Existem pessoas que amam como quem defeca.
Há uma fase do desenvolvimento infantil que se caracteriza pela busca do controle dos próprios esfíncteres. Esta fase, também chamada de educação para a limpeza, é o momento em que nossos pais ou cuidadores desejam se livrar do ônus de nos trocar as fraldas e começam a nos dizer que existe uma hora e um lugar certos, onde devemos depositar nossos excrementos. Infelizmente isso geralmente se dá numa idade em que a criança não tem percepção suficiente do próprio corpo para ser capaz de controlar algo tão sutil quanto o esfíncter anal, por exemplo, e quando ainda não tem noção de identidade que exclua de si os seus feitos.

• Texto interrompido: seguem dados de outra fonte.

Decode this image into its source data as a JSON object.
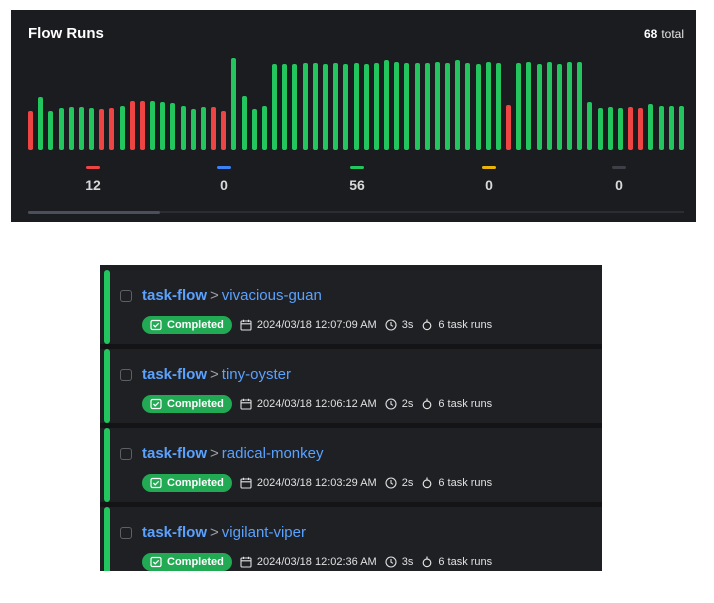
{
  "flow_runs": {
    "title": "Flow Runs",
    "total_count": "68",
    "total_label": "total",
    "history": [
      {
        "state": "failed",
        "level": 0.42
      },
      {
        "state": "completed",
        "level": 0.56
      },
      {
        "state": "completed",
        "level": 0.42
      },
      {
        "state": "completed",
        "level": 0.45
      },
      {
        "state": "completed",
        "level": 0.46
      },
      {
        "state": "completed",
        "level": 0.46
      },
      {
        "state": "completed",
        "level": 0.45
      },
      {
        "state": "failed",
        "level": 0.44
      },
      {
        "state": "failed",
        "level": 0.45
      },
      {
        "state": "completed",
        "level": 0.47
      },
      {
        "state": "failed",
        "level": 0.52
      },
      {
        "state": "failed",
        "level": 0.52
      },
      {
        "state": "completed",
        "level": 0.52
      },
      {
        "state": "completed",
        "level": 0.51
      },
      {
        "state": "completed",
        "level": 0.5
      },
      {
        "state": "completed",
        "level": 0.47
      },
      {
        "state": "completed",
        "level": 0.44
      },
      {
        "state": "completed",
        "level": 0.46
      },
      {
        "state": "failed",
        "level": 0.46
      },
      {
        "state": "failed",
        "level": 0.42
      },
      {
        "state": "completed",
        "level": 0.98
      },
      {
        "state": "completed",
        "level": 0.57
      },
      {
        "state": "completed",
        "level": 0.44
      },
      {
        "state": "completed",
        "level": 0.47
      },
      {
        "state": "completed",
        "level": 0.92
      },
      {
        "state": "completed",
        "level": 0.92
      },
      {
        "state": "completed",
        "level": 0.92
      },
      {
        "state": "completed",
        "level": 0.93
      },
      {
        "state": "completed",
        "level": 0.93
      },
      {
        "state": "completed",
        "level": 0.92
      },
      {
        "state": "completed",
        "level": 0.93
      },
      {
        "state": "completed",
        "level": 0.92
      },
      {
        "state": "completed",
        "level": 0.93
      },
      {
        "state": "completed",
        "level": 0.92
      },
      {
        "state": "completed",
        "level": 0.93
      },
      {
        "state": "completed",
        "level": 0.96
      },
      {
        "state": "completed",
        "level": 0.94
      },
      {
        "state": "completed",
        "level": 0.93
      },
      {
        "state": "completed",
        "level": 0.93
      },
      {
        "state": "completed",
        "level": 0.93
      },
      {
        "state": "completed",
        "level": 0.94
      },
      {
        "state": "completed",
        "level": 0.93
      },
      {
        "state": "completed",
        "level": 0.96
      },
      {
        "state": "completed",
        "level": 0.93
      },
      {
        "state": "completed",
        "level": 0.92
      },
      {
        "state": "completed",
        "level": 0.94
      },
      {
        "state": "completed",
        "level": 0.93
      },
      {
        "state": "failed",
        "level": 0.48
      },
      {
        "state": "completed",
        "level": 0.93
      },
      {
        "state": "completed",
        "level": 0.94
      },
      {
        "state": "completed",
        "level": 0.92
      },
      {
        "state": "completed",
        "level": 0.94
      },
      {
        "state": "completed",
        "level": 0.92
      },
      {
        "state": "completed",
        "level": 0.94
      },
      {
        "state": "completed",
        "level": 0.94
      },
      {
        "state": "completed",
        "level": 0.51
      },
      {
        "state": "completed",
        "level": 0.45
      },
      {
        "state": "completed",
        "level": 0.46
      },
      {
        "state": "completed",
        "level": 0.45
      },
      {
        "state": "failed",
        "level": 0.46
      },
      {
        "state": "failed",
        "level": 0.45
      },
      {
        "state": "completed",
        "level": 0.49
      },
      {
        "state": "completed",
        "level": 0.47
      },
      {
        "state": "completed",
        "level": 0.47
      },
      {
        "state": "completed",
        "level": 0.47
      }
    ],
    "state_counts": [
      {
        "state": "failed",
        "value": "12",
        "color": "#ef4444"
      },
      {
        "state": "running",
        "value": "0",
        "color": "#3b82f6"
      },
      {
        "state": "completed",
        "value": "56",
        "color": "#22c55e"
      },
      {
        "state": "pending",
        "value": "0",
        "color": "#eab308"
      },
      {
        "state": "cancelled",
        "value": "0",
        "color": "#3f4047"
      }
    ],
    "colors": {
      "completed": "#22c55e",
      "failed": "#ef4444"
    }
  },
  "runs": [
    {
      "flow": "task-flow",
      "name": "vivacious-guan",
      "status": "Completed",
      "date": "2024/03/18 12:07:09 AM",
      "duration": "3s",
      "task_runs": "6 task runs"
    },
    {
      "flow": "task-flow",
      "name": "tiny-oyster",
      "status": "Completed",
      "date": "2024/03/18 12:06:12 AM",
      "duration": "2s",
      "task_runs": "6 task runs"
    },
    {
      "flow": "task-flow",
      "name": "radical-monkey",
      "status": "Completed",
      "date": "2024/03/18 12:03:29 AM",
      "duration": "2s",
      "task_runs": "6 task runs"
    },
    {
      "flow": "task-flow",
      "name": "vigilant-viper",
      "status": "Completed",
      "date": "2024/03/18 12:02:36 AM",
      "duration": "3s",
      "task_runs": "6 task runs"
    }
  ],
  "separator": ">",
  "icons": {
    "status": "check-square-icon",
    "date": "calendar-icon",
    "duration": "clock-icon",
    "task_runs": "task-run-icon"
  }
}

Assim sendo, o fazer coco no peniquinho demanda um esforço físico e psíquico que acaba por criar na consciência a noção de que ser capaz de controlar-se e de satisfazer as expectativas do ambiente é o que há. Tal criança acredita que está presenteando os pais por cumprir-lhes as regras e que merece por tanto a sua aprovação e reconhecimento.
Na fase adulta, as pessoas que permaneceram de alguma forma estagnadas neste momento de seu desenvolvimento, acreditam que por darem o que consideram ser o seu melhor merecem receber o que desejam. Para a criança esse melhor são suas fezes, sua primeira grande produção, seu presente para o mundo.
Adultos que amam assim procuram reproduzir em seus relacionamentos essa relação entre produção e satisfação: " Eu te dou carinho, afeto, atenção, presentes, sexo; te levo para passear; te dou liberdade...Como você pode não estar satisfeita!?! Como você não pode reconhecer que sou o melhor para você!?!
Tais pessoas se traduzem como grandes amantes incompreendidos, homens e mulheres que amam demais, que se doam completamente e nunca encontram alguém capaz de corresponder à nobreza de sua alma.
Na sua concepção narcisista da realidade não conseguem perceber que o que consideram ser o seu melhor não é necessariamente satisfatório para o outro ou o que pretendem dar, como liberdade e prazer, simplesmente não lhes pertence.
Em verdade, não se relacionam de fato, pois relacionar-se envolve perceber o outro e ser percebido por ele e não simplesmente fazer do outro o depósito de seus dejetos afetivos, de suas dores e angústias, dos seus excrementos emocionais enfim e traduzir isso como: " Eu sempre te dei o meu melhor."
Amar não é fazer a coisa certa. Amar não é buscar em alguém ao preenchimento de seu vazio interior. Amar é compartilhar completude.
Por isso, quando encontro alguém ansioso por me dar o seu melhor, eu respondo, educadamente:
"Desculpe-me! Seu melhor não é o que é bom para mim."